Date: Feb 3, 2013 4:32 AM
Author: Achimota
Subject: Re: looking for example of closed set that is *not* complete in a<br> metric space

On Sunday, February 3, 2013 1:24:54 AM UTC+8, quasi wrote:
> Suppose (X,d) is not complete. Then there must exist a
> Cauchy sequence in X which does not converge. Let Y be the
> set of distinct elements of that Cauchy sequence. Then any
> infinite subset of Y is closed in X but not complete.

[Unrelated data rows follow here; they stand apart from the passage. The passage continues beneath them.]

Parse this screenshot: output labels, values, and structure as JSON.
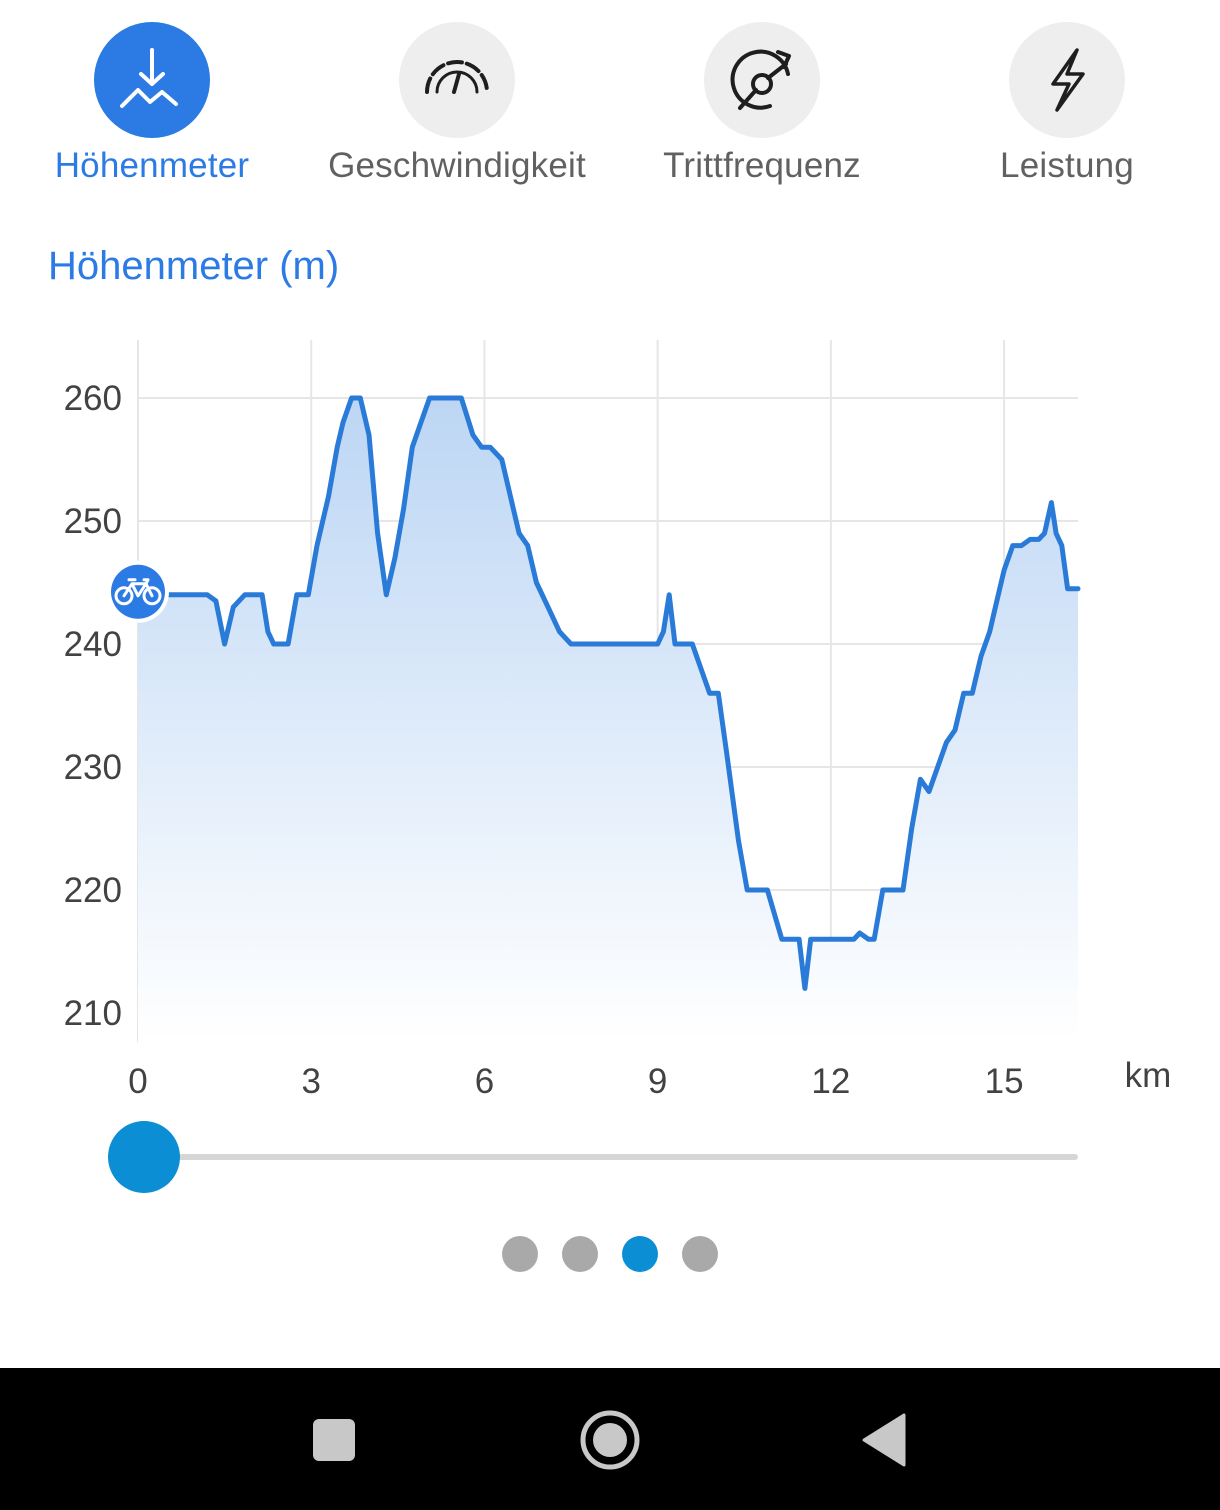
{
  "tabs": [
    {
      "label": "Höhenmeter",
      "icon": "elevation-icon",
      "active": true
    },
    {
      "label": "Geschwindigkeit",
      "icon": "speedometer-icon",
      "active": false
    },
    {
      "label": "Trittfrequenz",
      "icon": "cadence-icon",
      "active": false
    },
    {
      "label": "Leistung",
      "icon": "lightning-icon",
      "active": false
    }
  ],
  "section_title": "Höhenmeter (m)",
  "colors": {
    "accent": "#2c7be5",
    "line": "#2a7bd8",
    "fill_top": "#bcd6f4",
    "grid": "#e6e6e6",
    "slider": "#0b8ed3",
    "dot_inactive": "#a9a9a9"
  },
  "chart_data": {
    "type": "area",
    "xlabel": "km",
    "ylabel": "",
    "xlim": [
      0,
      16.3
    ],
    "ylim": [
      206,
      265
    ],
    "x_ticks": [
      0,
      3,
      6,
      9,
      12,
      15
    ],
    "y_ticks": [
      210,
      220,
      230,
      240,
      250,
      260
    ],
    "grid": true,
    "marker": {
      "icon": "bicycle-icon",
      "x": 0,
      "y": 244
    },
    "series": [
      {
        "x": [
          0,
          1.2,
          1.35,
          1.5,
          1.65,
          1.85,
          2.15,
          2.25,
          2.35,
          2.6,
          2.75,
          2.95,
          3.1,
          3.3,
          3.45,
          3.55,
          3.7,
          3.85,
          4.0,
          4.15,
          4.3,
          4.45,
          4.6,
          4.75,
          4.9,
          5.05,
          5.2,
          5.35,
          5.6,
          5.8,
          5.95,
          6.1,
          6.3,
          6.5,
          6.6,
          6.75,
          6.9,
          7.1,
          7.3,
          7.5,
          7.65,
          8.0,
          8.5,
          9.0,
          9.1,
          9.2,
          9.3,
          9.4,
          9.6,
          9.9,
          10.05,
          10.2,
          10.4,
          10.55,
          10.75,
          10.9,
          11.15,
          11.35,
          11.45,
          11.55,
          11.65,
          11.75,
          11.85,
          12.15,
          12.4,
          12.5,
          12.65,
          12.75,
          12.9,
          13.1,
          13.25,
          13.4,
          13.55,
          13.7,
          13.85,
          14.0,
          14.15,
          14.3,
          14.45,
          14.6,
          14.75,
          14.85,
          15.0,
          15.15,
          15.3,
          15.45,
          15.6,
          15.7,
          15.82,
          15.9,
          16.0,
          16.1,
          16.28
        ],
        "y": [
          244,
          244,
          243.5,
          240,
          243,
          244,
          244,
          241,
          240,
          240,
          244,
          244,
          248,
          252,
          256,
          258,
          260,
          260,
          257,
          249,
          244,
          247,
          251,
          256,
          258,
          260,
          260,
          260,
          260,
          257,
          256,
          256,
          255,
          251,
          249,
          248,
          245,
          243,
          241,
          240,
          240,
          240,
          240,
          240,
          241,
          244,
          240,
          240,
          240,
          236,
          236,
          231,
          224,
          220,
          220,
          220,
          216,
          216,
          216,
          212,
          216,
          216,
          216,
          216,
          216,
          216.5,
          216,
          216,
          220,
          220,
          220,
          225,
          229,
          228,
          230,
          232,
          233,
          236,
          236,
          239,
          241,
          243,
          246,
          248,
          248,
          248.5,
          248.5,
          249,
          251.5,
          249,
          248,
          244.5,
          244.5
        ]
      }
    ]
  }
}
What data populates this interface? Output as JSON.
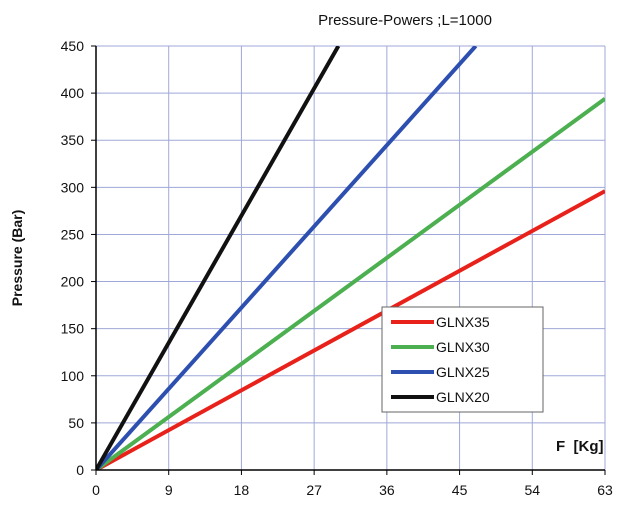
{
  "chart_data": {
    "type": "line",
    "title": "Pressure-Powers ;L=1000",
    "xlabel": "F  [Kg]",
    "ylabel": "Pressure (Bar)",
    "xlim": [
      0,
      63
    ],
    "ylim": [
      0,
      450
    ],
    "xticks": [
      0,
      9,
      18,
      27,
      36,
      45,
      54,
      63
    ],
    "yticks": [
      0,
      50,
      100,
      150,
      200,
      250,
      300,
      350,
      400,
      450
    ],
    "grid": true,
    "legend_position": "lower-right",
    "series": [
      {
        "name": "GLNX35",
        "color": "#e8221b",
        "x": [
          0,
          63
        ],
        "y": [
          0,
          296
        ]
      },
      {
        "name": "GLNX30",
        "color": "#4caf50",
        "x": [
          0,
          63
        ],
        "y": [
          0,
          394
        ]
      },
      {
        "name": "GLNX25",
        "color": "#2d4fb0",
        "x": [
          0,
          47
        ],
        "y": [
          0,
          450
        ]
      },
      {
        "name": "GLNX20",
        "color": "#111111",
        "x": [
          0,
          30
        ],
        "y": [
          0,
          450
        ]
      }
    ],
    "colors": {
      "grid": "#9fa8d8",
      "axis": "#000000",
      "legend_border": "#666666"
    }
  }
}
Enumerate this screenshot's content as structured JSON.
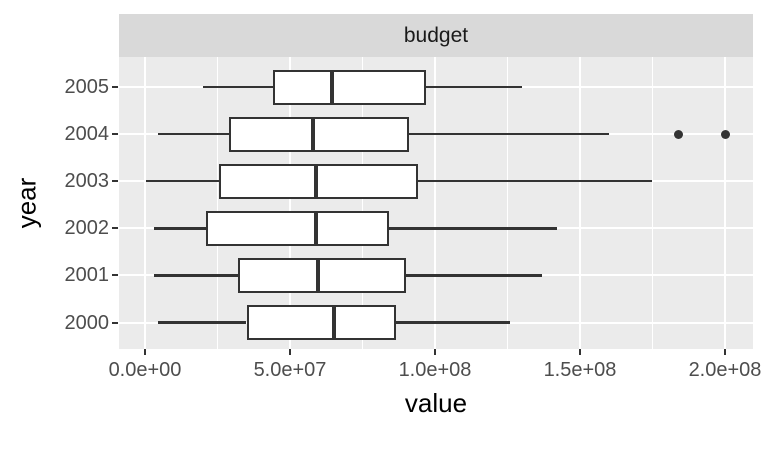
{
  "figure": {
    "background": "#FFFFFF",
    "strip_bg": "#D9D9D9",
    "panel_bg": "#EBEBEB",
    "grid_color": "#FFFFFF",
    "box_stroke": "#333333",
    "box_fill": "#FFFFFF",
    "axis_text_color": "#4D4D4D",
    "axis_title_color": "#000000"
  },
  "chart_data": {
    "type": "boxplot",
    "orientation": "horizontal",
    "facet": "budget",
    "xlabel": "value",
    "ylabel": "year",
    "legend": "none",
    "grid": "on",
    "x_axis": {
      "tick_labels": [
        "0.0e+00",
        "5.0e+07",
        "1.0e+08",
        "1.5e+08",
        "2.0e+08"
      ],
      "tick_values": [
        0,
        50000000,
        100000000,
        150000000,
        200000000
      ],
      "minor_tick_values": [
        25000000,
        75000000,
        125000000,
        175000000
      ],
      "range": [
        -9000000,
        209000000
      ]
    },
    "categories": [
      "2005",
      "2004",
      "2003",
      "2002",
      "2001",
      "2000"
    ],
    "series": [
      {
        "year": "2005",
        "whisker_min": 20000000,
        "q1": 44000000,
        "median": 64500000,
        "q3": 97000000,
        "whisker_max": 130000000,
        "outliers": []
      },
      {
        "year": "2004",
        "whisker_min": 4500000,
        "q1": 29000000,
        "median": 58000000,
        "q3": 91000000,
        "whisker_max": 160000000,
        "outliers": [
          184000000,
          200000000
        ]
      },
      {
        "year": "2003",
        "whisker_min": 500000,
        "q1": 25500000,
        "median": 59000000,
        "q3": 94000000,
        "whisker_max": 175000000,
        "outliers": []
      },
      {
        "year": "2002",
        "whisker_min": 3000000,
        "q1": 21000000,
        "median": 59000000,
        "q3": 84000000,
        "whisker_max": 142000000,
        "outliers": []
      },
      {
        "year": "2001",
        "whisker_min": 3000000,
        "q1": 32000000,
        "median": 59500000,
        "q3": 90000000,
        "whisker_max": 137000000,
        "outliers": []
      },
      {
        "year": "2000",
        "whisker_min": 4500000,
        "q1": 35000000,
        "median": 65000000,
        "q3": 86500000,
        "whisker_max": 126000000,
        "outliers": []
      }
    ]
  }
}
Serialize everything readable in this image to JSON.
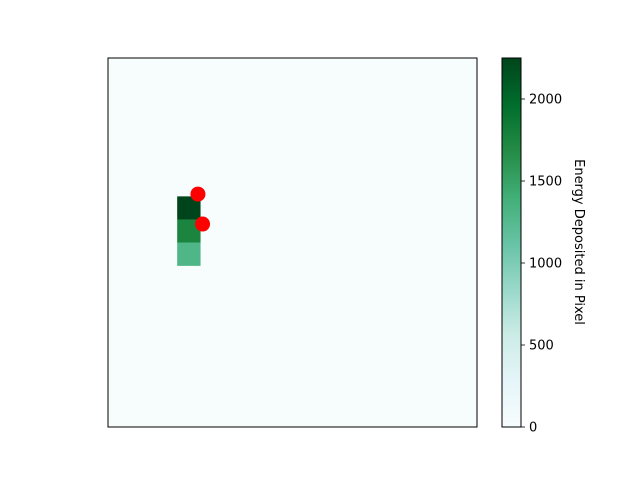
{
  "chart_data": {
    "type": "heatmap",
    "colorbar": {
      "label": "Energy Deposited in Pixel",
      "min": 0,
      "max": 2250,
      "ticks": [
        0,
        500,
        1000,
        1500,
        2000
      ],
      "colormap": "BuGn"
    },
    "grid": {
      "rows": 16,
      "cols": 16
    },
    "cells": [
      {
        "row": 6,
        "col": 3,
        "value": 2250
      },
      {
        "row": 7,
        "col": 3,
        "value": 1750
      },
      {
        "row": 8,
        "col": 3,
        "value": 1300
      }
    ],
    "markers": [
      {
        "row": 5.9,
        "col": 3.9,
        "color": "#ff0000"
      },
      {
        "row": 7.2,
        "col": 4.1,
        "color": "#ff0000"
      }
    ],
    "background_color": "#f7fcfd",
    "axis_ticks": false
  }
}
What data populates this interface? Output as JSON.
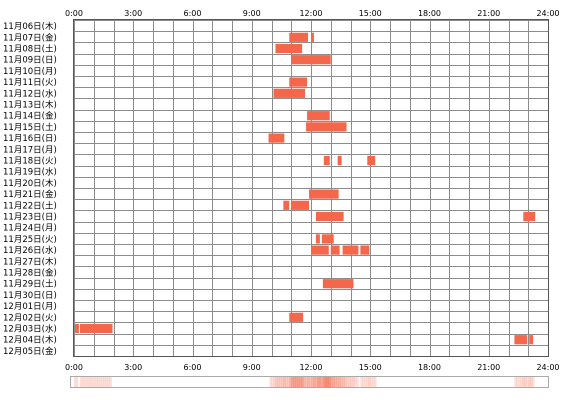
{
  "chart_data": {
    "type": "timeline",
    "x_unit": "hours",
    "x_range": [
      0,
      24
    ],
    "x_ticks": [
      "0:00",
      "3:00",
      "6:00",
      "9:00",
      "12:00",
      "15:00",
      "18:00",
      "21:00",
      "24:00"
    ],
    "grid": true,
    "bar_color": "#f4674b",
    "density_color": "#f4674b",
    "rows": [
      {
        "label": "11月06日(木)",
        "intervals": []
      },
      {
        "label": "11月07日(金)",
        "intervals": [
          [
            10.9,
            11.85
          ],
          [
            12.05,
            12.15
          ]
        ]
      },
      {
        "label": "11月08日(土)",
        "intervals": [
          [
            10.2,
            11.55
          ]
        ]
      },
      {
        "label": "11月09日(日)",
        "intervals": [
          [
            11.0,
            13.0
          ]
        ]
      },
      {
        "label": "11月10日(月)",
        "intervals": []
      },
      {
        "label": "11月11日(火)",
        "intervals": [
          [
            10.9,
            11.8
          ]
        ]
      },
      {
        "label": "11月12日(水)",
        "intervals": [
          [
            10.1,
            11.7
          ]
        ]
      },
      {
        "label": "11月13日(木)",
        "intervals": []
      },
      {
        "label": "11月14日(金)",
        "intervals": [
          [
            11.8,
            12.95
          ]
        ]
      },
      {
        "label": "11月15日(土)",
        "intervals": [
          [
            11.75,
            13.8
          ]
        ]
      },
      {
        "label": "11月16日(日)",
        "intervals": [
          [
            9.85,
            10.65
          ]
        ]
      },
      {
        "label": "11月17日(月)",
        "intervals": []
      },
      {
        "label": "11月18日(火)",
        "intervals": [
          [
            12.65,
            12.95
          ],
          [
            13.35,
            13.55
          ],
          [
            14.85,
            15.25
          ]
        ]
      },
      {
        "label": "11月19日(水)",
        "intervals": []
      },
      {
        "label": "11月20日(木)",
        "intervals": []
      },
      {
        "label": "11月21日(金)",
        "intervals": [
          [
            11.9,
            13.4
          ]
        ]
      },
      {
        "label": "11月22日(土)",
        "intervals": [
          [
            10.6,
            10.9
          ],
          [
            11.0,
            11.9
          ]
        ]
      },
      {
        "label": "11月23日(日)",
        "intervals": [
          [
            12.25,
            13.65
          ],
          [
            22.75,
            23.35
          ]
        ]
      },
      {
        "label": "11月24日(月)",
        "intervals": []
      },
      {
        "label": "11月25日(火)",
        "intervals": [
          [
            12.25,
            12.45
          ],
          [
            12.55,
            13.15
          ]
        ]
      },
      {
        "label": "11月26日(水)",
        "intervals": [
          [
            12.0,
            12.9
          ],
          [
            13.0,
            13.45
          ],
          [
            13.6,
            14.4
          ],
          [
            14.5,
            14.95
          ]
        ]
      },
      {
        "label": "11月27日(木)",
        "intervals": []
      },
      {
        "label": "11月28日(金)",
        "intervals": []
      },
      {
        "label": "11月29日(土)",
        "intervals": [
          [
            12.6,
            14.15
          ]
        ]
      },
      {
        "label": "11月30日(日)",
        "intervals": []
      },
      {
        "label": "12月01日(月)",
        "intervals": []
      },
      {
        "label": "12月02日(火)",
        "intervals": [
          [
            10.9,
            11.6
          ]
        ]
      },
      {
        "label": "12月03日(水)",
        "intervals": [
          [
            0.05,
            0.25
          ],
          [
            0.3,
            1.95
          ]
        ]
      },
      {
        "label": "12月04日(木)",
        "intervals": [
          [
            22.3,
            22.95
          ],
          [
            23.05,
            23.25
          ]
        ]
      },
      {
        "label": "12月05日(金)",
        "intervals": []
      }
    ]
  }
}
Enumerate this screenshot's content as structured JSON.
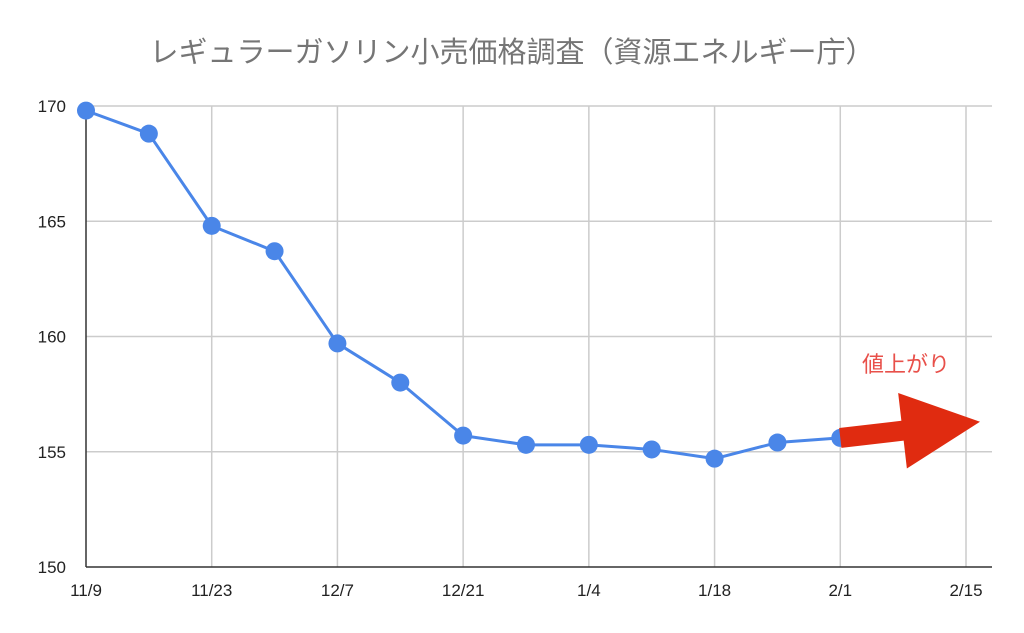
{
  "chart_data": {
    "type": "line",
    "title": "レギュラーガソリン小売価格調査（資源エネルギー庁）",
    "xlabel": "",
    "ylabel": "",
    "x_ticks": [
      "11/9",
      "11/23",
      "12/7",
      "12/21",
      "1/4",
      "1/18",
      "2/1",
      "2/15"
    ],
    "x_range": [
      "11/9",
      "2/15"
    ],
    "ylim": [
      150,
      170
    ],
    "y_ticks": [
      150,
      155,
      160,
      165,
      170
    ],
    "grid": true,
    "legend": "none",
    "series": [
      {
        "color": "#4a86e8",
        "points": [
          {
            "x": "11/9",
            "y": 169.8
          },
          {
            "x": "11/16",
            "y": 168.8
          },
          {
            "x": "11/23",
            "y": 164.8
          },
          {
            "x": "11/30",
            "y": 163.7
          },
          {
            "x": "12/7",
            "y": 159.7
          },
          {
            "x": "12/14",
            "y": 158.0
          },
          {
            "x": "12/21",
            "y": 155.7
          },
          {
            "x": "12/28",
            "y": 155.3
          },
          {
            "x": "1/4",
            "y": 155.3
          },
          {
            "x": "1/11",
            "y": 155.1
          },
          {
            "x": "1/18",
            "y": 154.7
          },
          {
            "x": "1/25",
            "y": 155.4
          },
          {
            "x": "2/1",
            "y": 155.6
          }
        ]
      }
    ],
    "annotations": [
      {
        "text": "値上がり",
        "color": "#e8504a",
        "arrow_color": "#e02b10",
        "arrow_from": {
          "x": "2/1",
          "y": 155.6
        },
        "arrow_to": {
          "x": "2/15",
          "y": 156.3
        }
      }
    ]
  }
}
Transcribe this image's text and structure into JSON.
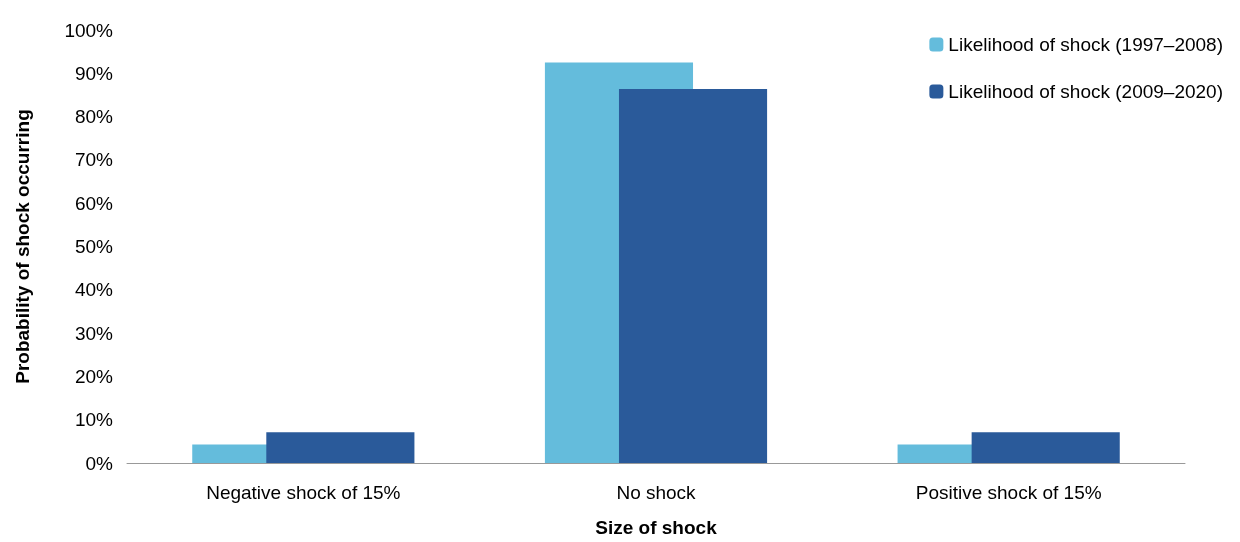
{
  "chart_data": {
    "type": "bar",
    "xlabel": "Size of shock",
    "ylabel": "Probability of shock occurring",
    "categories": [
      "Negative shock of 15%",
      "No shock",
      "Positive shock of 15%"
    ],
    "series": [
      {
        "name": "Likelihood of shock (1997–2008)",
        "color": "#64bcdc",
        "values": [
          4.3,
          92.5,
          4.3
        ]
      },
      {
        "name": "Likelihood of shock (2009–2020)",
        "color": "#2a5a9a",
        "values": [
          7.1,
          86.4,
          7.1
        ]
      }
    ],
    "ylim": [
      0,
      100
    ],
    "yticks": [
      {
        "value": 0,
        "label": "0%"
      },
      {
        "value": 10,
        "label": "10%"
      },
      {
        "value": 20,
        "label": "20%"
      },
      {
        "value": 30,
        "label": "30%"
      },
      {
        "value": 40,
        "label": "40%"
      },
      {
        "value": 50,
        "label": "50%"
      },
      {
        "value": 60,
        "label": "60%"
      },
      {
        "value": 70,
        "label": "70%"
      },
      {
        "value": 80,
        "label": "80%"
      },
      {
        "value": 90,
        "label": "90%"
      },
      {
        "value": 100,
        "label": "100%"
      }
    ],
    "grid": false,
    "legend": "top right"
  }
}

Sorry to bother you again. I still don't follow.
Why is Y closed in (X,d)?


On Sunday, February 3, 2013 1:24:54 AM UTC+8, quasi wrote:
> Daniel J. Greenhoe wrote:
>

> >Butch Malahide wrote:
>
> >>quasi wrote
>
> >>>Butch Malahide wrote
>
> >>>>
>
> >>>>If (X,d) is not complete, then it has at least one closed
>
> >>>>subspace which is not complete, namely, (X,d) is a closed
>
> >>>>subspace of itself.
>
> >
>
> >Understood.
>
> >
>
> >>>Moreover, if (X,d) is not complete, it has uncountably many
>
> >>>subsets which are closed but not complete.
>
> >>
>
> >> Oh, right. At least 2^{aleph_0} of them.
>
> >
>
> >Not understood. Can someone help me understand this one?
>
>
>
> Suppose (X,d) is not complete. Then there must exist a
>
> Cauchy sequence in X which does not converge. Let Y be the
>
> set of distinct elements of that Cauchy sequence. Then any
>
> infinite subset of Y is closed in X but not complete. Since
>
> Y is countably infinite, the cardinality of the set of
>
> infinite subsets of Y is 2^(aleph_0).
>
>
>
> quasi